While there have been a few changes over the years to bring the
recommendations more in line with "mainstream" understanding of lactation
principles, never forget that the book pans lactation consultants by telling
the parents that we do not understand that there is a "basic paradigm shift
in the industry" and that "lactation consultants, by virtue of their training
in attachment parenting do not have an understanding of routine lactation
management principles." (Not an exact quote -- don't have the book right in
front of me).
If you have a parent who is stressed out by demand feeding, then you have a
responsibility to help her figure out how she can better meet the needs of
her child/ren and not be so stressed. If you have babies that are stressed
out and shutting down because of scheduled feeds, you have a responsibility
to that mother/baby dyad to help her figure out how to better meet the baby's
needs. Recognizing the uniqueness of families and how to approach their
parenting skills is one of the things that IBCLCs and breastfeeding advocates
can do best. We are the ones that truly listen to these mothers -- or at
least I hope we do. And I hope we are flexible in meeting the needs of our
clients.
Any parenting program that ends up with depressed, anorexic babies, slow
weight gain, feeding tubes, and failure to thrive as a result of that program
should be universally panned by our profession. And that is true of the
Preparation for Parenting/Babywise programs. Or ANY program that treats all
mothers and babies as though they are identical, and that can potentially
lead to problems.
Attachment parenting means to learn about your baby, and meet the needs of
this particular individual in relationship with you and your family. It
doens't mean "don't discipline." It doesn't mean letting your child run
amock. It doesn't mean that there is no routine in your home. It doesn't
mean you are, as Babywise defines it, "feeding every two hours around the
clock for 2 years." It doesn't mean putting the baby to the breast every
time he/she whimpers without determining what the baby's needs are. It
doesn't mean blindly, slavishly following a "program."
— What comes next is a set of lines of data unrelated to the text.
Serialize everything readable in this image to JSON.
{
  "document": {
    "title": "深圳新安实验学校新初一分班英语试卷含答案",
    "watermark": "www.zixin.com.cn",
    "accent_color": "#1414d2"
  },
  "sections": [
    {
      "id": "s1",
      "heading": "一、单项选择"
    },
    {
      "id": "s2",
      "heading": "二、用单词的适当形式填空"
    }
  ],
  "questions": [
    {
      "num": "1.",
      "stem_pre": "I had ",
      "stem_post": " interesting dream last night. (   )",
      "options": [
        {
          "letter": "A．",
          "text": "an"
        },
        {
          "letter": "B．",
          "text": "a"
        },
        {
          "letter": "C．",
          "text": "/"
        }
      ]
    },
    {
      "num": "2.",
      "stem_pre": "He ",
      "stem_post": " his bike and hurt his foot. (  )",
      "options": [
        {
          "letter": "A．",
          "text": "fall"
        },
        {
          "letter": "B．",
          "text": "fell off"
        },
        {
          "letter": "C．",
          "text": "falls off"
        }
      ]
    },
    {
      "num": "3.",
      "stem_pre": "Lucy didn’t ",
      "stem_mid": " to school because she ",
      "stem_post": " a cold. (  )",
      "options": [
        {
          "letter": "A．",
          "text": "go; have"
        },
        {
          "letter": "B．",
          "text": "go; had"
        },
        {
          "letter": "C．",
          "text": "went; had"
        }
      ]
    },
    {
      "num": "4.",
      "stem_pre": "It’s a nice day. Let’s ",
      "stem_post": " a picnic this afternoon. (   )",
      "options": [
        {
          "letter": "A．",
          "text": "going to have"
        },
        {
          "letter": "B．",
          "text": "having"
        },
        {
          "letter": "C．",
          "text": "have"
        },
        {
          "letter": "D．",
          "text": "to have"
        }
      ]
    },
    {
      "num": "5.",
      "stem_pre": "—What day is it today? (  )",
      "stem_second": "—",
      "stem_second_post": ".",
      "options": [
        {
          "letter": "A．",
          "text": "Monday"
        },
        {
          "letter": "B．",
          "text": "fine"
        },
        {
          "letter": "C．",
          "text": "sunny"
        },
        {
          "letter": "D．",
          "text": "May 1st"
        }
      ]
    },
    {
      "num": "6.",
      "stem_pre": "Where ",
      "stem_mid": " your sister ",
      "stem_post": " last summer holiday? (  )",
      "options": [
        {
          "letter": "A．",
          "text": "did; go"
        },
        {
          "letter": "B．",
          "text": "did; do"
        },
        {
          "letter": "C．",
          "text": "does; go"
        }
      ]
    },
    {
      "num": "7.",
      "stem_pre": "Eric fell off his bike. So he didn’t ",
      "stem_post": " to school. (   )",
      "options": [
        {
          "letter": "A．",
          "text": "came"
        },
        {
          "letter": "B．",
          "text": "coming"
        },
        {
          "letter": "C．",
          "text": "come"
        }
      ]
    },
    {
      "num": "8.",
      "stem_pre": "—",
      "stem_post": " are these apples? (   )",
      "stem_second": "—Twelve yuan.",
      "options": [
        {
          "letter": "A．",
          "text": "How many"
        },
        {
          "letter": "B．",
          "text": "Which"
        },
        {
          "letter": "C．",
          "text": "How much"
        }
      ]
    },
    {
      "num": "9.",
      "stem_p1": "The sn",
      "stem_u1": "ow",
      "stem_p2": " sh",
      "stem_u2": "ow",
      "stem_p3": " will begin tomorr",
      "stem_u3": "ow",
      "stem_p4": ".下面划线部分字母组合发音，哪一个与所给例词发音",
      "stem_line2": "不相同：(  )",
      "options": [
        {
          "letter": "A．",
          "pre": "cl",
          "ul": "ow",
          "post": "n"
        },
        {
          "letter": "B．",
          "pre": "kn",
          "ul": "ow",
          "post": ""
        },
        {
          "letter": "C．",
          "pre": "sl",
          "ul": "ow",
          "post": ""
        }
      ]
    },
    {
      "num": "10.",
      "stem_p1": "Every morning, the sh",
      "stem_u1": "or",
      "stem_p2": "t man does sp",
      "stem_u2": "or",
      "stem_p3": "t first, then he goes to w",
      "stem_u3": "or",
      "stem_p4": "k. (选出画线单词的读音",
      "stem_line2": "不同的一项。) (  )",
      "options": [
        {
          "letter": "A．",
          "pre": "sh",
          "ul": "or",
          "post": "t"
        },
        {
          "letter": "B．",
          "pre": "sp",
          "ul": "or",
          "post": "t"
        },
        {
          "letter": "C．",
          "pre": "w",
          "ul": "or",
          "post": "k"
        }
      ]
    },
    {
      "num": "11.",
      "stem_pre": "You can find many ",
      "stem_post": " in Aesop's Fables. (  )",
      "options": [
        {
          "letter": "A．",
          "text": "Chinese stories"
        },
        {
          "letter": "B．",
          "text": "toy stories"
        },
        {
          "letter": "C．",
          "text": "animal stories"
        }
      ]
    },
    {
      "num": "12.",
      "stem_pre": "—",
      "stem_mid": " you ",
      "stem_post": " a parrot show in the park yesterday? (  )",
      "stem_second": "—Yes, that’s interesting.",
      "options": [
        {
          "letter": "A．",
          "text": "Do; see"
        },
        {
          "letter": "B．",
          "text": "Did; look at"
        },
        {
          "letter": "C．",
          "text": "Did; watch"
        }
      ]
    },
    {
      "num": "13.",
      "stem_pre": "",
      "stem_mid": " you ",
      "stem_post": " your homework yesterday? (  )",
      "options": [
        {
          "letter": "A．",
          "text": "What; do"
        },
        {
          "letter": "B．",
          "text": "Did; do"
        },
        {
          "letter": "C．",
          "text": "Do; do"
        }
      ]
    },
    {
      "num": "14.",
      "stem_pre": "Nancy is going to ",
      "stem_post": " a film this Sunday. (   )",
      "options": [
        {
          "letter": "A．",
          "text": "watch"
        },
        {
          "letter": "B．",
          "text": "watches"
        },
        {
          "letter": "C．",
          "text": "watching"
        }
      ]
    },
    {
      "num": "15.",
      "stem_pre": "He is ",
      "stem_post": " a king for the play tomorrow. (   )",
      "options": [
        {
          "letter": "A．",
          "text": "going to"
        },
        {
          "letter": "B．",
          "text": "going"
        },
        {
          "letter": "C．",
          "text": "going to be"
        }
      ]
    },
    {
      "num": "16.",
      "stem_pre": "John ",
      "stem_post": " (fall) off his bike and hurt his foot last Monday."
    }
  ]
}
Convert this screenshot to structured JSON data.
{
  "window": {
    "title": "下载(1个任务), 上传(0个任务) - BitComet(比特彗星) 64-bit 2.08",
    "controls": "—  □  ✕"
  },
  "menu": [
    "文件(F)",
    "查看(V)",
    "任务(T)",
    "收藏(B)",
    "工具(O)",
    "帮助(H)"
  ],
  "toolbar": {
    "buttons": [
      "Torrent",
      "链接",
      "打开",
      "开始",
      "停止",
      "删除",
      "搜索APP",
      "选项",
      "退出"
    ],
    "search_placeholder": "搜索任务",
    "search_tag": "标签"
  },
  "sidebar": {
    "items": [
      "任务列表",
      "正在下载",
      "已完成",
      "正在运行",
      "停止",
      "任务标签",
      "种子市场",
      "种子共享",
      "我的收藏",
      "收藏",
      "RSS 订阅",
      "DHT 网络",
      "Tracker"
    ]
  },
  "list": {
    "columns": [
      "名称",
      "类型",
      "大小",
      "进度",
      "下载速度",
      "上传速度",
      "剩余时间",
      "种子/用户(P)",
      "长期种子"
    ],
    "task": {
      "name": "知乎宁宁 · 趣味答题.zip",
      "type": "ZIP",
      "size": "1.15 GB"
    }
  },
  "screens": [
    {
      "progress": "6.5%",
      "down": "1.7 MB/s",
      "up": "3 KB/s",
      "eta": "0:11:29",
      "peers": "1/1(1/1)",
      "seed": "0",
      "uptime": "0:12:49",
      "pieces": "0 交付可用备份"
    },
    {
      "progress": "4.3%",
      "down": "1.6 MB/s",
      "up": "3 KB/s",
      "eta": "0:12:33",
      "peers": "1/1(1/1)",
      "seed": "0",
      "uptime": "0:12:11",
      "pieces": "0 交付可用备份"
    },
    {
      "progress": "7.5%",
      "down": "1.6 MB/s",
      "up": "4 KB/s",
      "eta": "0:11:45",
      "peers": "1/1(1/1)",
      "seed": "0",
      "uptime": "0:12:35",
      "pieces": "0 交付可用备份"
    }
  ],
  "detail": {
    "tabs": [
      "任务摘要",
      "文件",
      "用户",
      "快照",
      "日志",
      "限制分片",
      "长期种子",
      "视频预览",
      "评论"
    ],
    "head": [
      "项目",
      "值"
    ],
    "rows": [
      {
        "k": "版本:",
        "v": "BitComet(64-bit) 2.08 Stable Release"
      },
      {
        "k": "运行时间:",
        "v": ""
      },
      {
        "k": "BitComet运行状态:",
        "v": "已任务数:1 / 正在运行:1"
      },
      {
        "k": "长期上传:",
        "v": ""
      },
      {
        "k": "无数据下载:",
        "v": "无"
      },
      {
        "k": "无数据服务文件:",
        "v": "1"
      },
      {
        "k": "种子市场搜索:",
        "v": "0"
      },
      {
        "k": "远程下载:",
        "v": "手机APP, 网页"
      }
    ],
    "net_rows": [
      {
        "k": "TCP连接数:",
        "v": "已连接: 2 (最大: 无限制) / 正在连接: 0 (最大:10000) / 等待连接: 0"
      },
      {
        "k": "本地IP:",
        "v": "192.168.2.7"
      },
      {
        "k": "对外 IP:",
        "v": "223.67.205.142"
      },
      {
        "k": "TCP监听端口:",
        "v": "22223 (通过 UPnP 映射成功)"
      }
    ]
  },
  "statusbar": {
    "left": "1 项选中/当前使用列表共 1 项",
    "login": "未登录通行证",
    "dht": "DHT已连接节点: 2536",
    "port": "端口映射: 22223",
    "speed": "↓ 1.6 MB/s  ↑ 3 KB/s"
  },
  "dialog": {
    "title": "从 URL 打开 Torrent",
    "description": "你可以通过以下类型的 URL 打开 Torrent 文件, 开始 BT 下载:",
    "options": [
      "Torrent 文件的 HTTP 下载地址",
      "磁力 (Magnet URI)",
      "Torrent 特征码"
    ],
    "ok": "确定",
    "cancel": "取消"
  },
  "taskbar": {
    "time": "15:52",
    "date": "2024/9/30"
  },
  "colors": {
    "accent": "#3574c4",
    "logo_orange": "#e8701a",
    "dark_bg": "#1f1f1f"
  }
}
But BW states that "These principles have worked for thousands of parents,
and WHEN FAITHFULLY APPLIED will work for you." The meaning behind it is,
"if you run into problems, it is YOUR fault, not the fault of the program or
the writings in the book." And Gary Ezzo has said that -- in fact, just said
it again on the BBC program when he was interviewed by Jeremy Paxman in the
UK.
I better stop -- because I could go on about this and the dangers of this
program, this book, and these principles for a long time. And the feeding
issues are merely the tip of the iceburg.